Satomi Ikezawa's artwork is typical shoujo - with pretty boys and large, expressive eyes for her girls. Her art reminds me more of Korean manwha art than traditional manga art. Background details are cut for the sake of focusing a lot on facial expressions, which is key to many of the characters personalities. You get so used to seeing Ponta be upbeat that when she looks downtrodden, it really drives the point home moreso than some of the words. There are a few powerful images in the book, especially the scene where Ponta in dog form shields Mirai from Go's wrath during their initial meeting.

The translation feels natural and the SFX and honorifics remain intact.

Contents: (please note that content portions of a review may contain spoilers)

As Christmas approaches in the Koizumi household, Ponta does her best to stay out of Yuka's way in order to provide her owner/friend a clear route to capturing Mirai's heart. But Ponta's sacrifice takes an emotional toll on her and she falls ill. Things don't get any better for her when she winds up in the dog pound and is rescued by her friends.

Much of the volume focuses on the growing relationship between Ponta and Mirai. There's an encounter between the two of them on New Year's Day which leads to Mirai acknowledging that he is attracted to Ponta in her human form sexually. This bothers him, as he doesn't want to become known as a pervert who sleeps with dogs. But during the festivities, Ponta transforms back into a dog and encounters a young man who instantly hates Mirai because he believes Mirai is cruel to dogs.

That young man actually turns out to be a new classmate - Go Fujinaga - and he also falls quickly for Ponta in her human form and starts the beginning of a three-way triangle since Go believes Mirai (having seen him with Yuka during the holidays) is a playboy. The triangle takes us up through a hilarious chapter surrounding chocolates (aka mouse poop) and a touching chapter regarding the stress Ponta is going through. The final chapter in the book deals with Ponta having a part-time job, which almost results in her naivete being taken forgranted and gives Mirai the chance to save the day.
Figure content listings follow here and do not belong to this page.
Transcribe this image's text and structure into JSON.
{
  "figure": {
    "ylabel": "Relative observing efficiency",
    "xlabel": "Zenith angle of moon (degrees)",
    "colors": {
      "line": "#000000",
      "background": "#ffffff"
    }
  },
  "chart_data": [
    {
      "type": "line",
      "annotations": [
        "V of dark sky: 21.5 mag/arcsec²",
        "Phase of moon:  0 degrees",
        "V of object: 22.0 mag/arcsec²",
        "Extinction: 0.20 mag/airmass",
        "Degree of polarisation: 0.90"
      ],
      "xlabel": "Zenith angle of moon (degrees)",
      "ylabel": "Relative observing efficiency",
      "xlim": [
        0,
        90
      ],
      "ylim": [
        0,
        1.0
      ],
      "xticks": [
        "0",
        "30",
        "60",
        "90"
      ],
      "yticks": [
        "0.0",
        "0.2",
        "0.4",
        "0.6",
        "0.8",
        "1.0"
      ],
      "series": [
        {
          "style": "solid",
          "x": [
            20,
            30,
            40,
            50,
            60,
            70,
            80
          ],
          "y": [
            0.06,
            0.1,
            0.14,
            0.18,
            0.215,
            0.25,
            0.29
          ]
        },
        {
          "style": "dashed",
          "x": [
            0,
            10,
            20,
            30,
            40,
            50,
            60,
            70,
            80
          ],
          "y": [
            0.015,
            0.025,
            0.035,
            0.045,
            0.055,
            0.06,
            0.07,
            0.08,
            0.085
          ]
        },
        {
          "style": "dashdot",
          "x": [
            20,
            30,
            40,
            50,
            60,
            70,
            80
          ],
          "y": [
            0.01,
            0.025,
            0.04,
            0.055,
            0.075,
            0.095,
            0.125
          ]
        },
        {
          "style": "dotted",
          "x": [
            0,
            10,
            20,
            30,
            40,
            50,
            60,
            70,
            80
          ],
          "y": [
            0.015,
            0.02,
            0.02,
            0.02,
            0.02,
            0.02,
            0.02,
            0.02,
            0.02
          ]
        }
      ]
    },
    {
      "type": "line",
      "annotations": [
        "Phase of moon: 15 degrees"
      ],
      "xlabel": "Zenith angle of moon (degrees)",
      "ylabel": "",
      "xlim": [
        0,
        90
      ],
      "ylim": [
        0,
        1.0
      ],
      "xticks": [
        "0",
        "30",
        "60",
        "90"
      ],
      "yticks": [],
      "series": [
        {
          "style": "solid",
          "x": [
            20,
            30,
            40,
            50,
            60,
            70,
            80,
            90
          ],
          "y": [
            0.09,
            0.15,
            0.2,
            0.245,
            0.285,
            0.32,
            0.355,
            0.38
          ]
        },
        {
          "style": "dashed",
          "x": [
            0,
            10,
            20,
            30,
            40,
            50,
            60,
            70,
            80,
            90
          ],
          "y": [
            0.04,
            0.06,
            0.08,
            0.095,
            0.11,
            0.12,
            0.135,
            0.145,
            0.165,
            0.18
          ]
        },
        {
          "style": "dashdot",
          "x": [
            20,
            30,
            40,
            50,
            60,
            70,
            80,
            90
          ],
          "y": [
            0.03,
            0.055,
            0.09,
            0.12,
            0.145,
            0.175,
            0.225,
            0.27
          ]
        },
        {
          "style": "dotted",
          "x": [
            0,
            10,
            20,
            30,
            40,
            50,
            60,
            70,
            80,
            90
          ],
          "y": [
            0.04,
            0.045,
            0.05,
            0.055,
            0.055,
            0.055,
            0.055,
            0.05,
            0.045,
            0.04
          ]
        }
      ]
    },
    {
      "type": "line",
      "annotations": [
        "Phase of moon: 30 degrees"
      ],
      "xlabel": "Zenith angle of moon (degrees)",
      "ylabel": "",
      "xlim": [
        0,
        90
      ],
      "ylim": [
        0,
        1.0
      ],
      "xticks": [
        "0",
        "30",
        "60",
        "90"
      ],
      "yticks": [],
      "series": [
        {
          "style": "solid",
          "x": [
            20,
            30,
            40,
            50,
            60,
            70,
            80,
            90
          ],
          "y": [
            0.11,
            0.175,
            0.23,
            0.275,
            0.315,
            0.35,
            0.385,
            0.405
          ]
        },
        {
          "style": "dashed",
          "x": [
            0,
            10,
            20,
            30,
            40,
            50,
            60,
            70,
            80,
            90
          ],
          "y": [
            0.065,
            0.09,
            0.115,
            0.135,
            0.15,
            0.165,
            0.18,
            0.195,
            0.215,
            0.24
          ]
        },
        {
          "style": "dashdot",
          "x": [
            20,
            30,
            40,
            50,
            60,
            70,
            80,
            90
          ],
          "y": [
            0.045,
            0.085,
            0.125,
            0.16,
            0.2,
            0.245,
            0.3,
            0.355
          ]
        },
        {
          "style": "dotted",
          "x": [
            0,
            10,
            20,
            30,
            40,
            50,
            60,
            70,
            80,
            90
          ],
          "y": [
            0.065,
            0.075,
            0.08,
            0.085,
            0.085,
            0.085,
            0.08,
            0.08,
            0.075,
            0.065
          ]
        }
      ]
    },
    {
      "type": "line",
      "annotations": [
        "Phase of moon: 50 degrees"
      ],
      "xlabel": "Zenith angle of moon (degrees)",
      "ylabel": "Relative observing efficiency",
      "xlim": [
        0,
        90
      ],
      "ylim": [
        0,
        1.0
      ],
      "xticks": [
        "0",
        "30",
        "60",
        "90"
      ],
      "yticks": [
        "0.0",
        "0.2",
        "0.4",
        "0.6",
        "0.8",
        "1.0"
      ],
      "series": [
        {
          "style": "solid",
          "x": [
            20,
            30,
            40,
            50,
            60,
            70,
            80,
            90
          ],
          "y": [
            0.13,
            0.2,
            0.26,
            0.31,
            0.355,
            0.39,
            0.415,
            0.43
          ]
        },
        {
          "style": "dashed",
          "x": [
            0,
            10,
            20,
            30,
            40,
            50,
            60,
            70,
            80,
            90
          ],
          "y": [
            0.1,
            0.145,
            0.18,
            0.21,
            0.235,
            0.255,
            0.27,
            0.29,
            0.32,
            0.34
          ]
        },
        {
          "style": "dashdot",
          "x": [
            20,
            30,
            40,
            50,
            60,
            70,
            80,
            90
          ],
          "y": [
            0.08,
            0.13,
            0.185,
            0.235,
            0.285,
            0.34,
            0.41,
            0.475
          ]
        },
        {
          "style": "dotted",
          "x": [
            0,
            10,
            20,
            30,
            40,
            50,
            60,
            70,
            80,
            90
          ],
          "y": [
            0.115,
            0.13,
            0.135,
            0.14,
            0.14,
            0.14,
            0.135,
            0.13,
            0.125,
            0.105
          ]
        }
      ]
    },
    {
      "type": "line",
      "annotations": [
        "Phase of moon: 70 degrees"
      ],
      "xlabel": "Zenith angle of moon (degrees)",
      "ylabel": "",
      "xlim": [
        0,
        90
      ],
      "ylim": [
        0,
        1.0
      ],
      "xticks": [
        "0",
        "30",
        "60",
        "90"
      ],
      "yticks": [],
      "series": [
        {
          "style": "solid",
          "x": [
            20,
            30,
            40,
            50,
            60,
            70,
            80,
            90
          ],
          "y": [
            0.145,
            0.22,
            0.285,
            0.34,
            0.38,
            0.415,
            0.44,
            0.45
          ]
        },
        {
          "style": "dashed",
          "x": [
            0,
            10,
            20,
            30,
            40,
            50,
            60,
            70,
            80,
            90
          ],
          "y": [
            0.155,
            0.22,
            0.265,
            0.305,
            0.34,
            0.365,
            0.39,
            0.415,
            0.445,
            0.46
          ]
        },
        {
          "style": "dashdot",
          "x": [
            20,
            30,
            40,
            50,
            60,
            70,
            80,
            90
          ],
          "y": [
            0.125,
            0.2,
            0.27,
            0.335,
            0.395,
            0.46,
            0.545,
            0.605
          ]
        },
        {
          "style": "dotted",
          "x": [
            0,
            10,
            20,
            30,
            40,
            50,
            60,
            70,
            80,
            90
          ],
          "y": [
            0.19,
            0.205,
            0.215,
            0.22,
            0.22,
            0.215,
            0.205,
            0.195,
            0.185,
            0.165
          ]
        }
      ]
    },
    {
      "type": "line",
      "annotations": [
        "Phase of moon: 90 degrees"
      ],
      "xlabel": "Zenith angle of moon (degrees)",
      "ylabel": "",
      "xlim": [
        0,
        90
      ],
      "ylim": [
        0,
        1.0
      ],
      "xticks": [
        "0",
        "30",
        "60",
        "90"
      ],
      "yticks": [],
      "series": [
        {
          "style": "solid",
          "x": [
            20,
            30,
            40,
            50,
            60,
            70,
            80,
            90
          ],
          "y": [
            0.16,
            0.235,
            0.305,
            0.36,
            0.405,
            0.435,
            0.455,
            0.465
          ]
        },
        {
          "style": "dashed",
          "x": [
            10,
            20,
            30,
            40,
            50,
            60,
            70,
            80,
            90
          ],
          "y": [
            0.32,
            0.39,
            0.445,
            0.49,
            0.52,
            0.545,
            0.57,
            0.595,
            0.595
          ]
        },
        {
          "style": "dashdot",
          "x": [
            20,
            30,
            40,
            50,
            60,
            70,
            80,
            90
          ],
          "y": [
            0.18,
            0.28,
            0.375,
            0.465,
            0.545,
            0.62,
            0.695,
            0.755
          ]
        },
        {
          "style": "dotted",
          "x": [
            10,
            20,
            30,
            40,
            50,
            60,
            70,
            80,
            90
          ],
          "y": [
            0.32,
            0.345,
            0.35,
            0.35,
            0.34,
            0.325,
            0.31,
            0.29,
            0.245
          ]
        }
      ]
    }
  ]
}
One of my complaints about the first volume of GuruGuru Pon-Chan was that Ponta seemed to be a little bit over the top. But as the story started to move away from doggie toilet-humor and into the emotional ramifications of Ponta's transition from dog to human, the story starts to pick up. A key event is pretty subtle, and that's Ponta's own maturing. She's as cheerful and energetic as ever, but she's not over-the-top the way she was at the beginning of the series.

This series is really starting to explore the timeless themes of love transcending cultural morals and of finding out who you are. Ponta becomes more endearing as she starts to master her human emotions and a lot of focus is spent on Mirai as he struggles with his growing feelings for her. The chapter "Ponta is Ponta" is especially telling of just how much Mirai and Ponta both have grown in a short amount of time. Comedy is added with Go's antics and both times I read this volume, I immensely enjoyed it.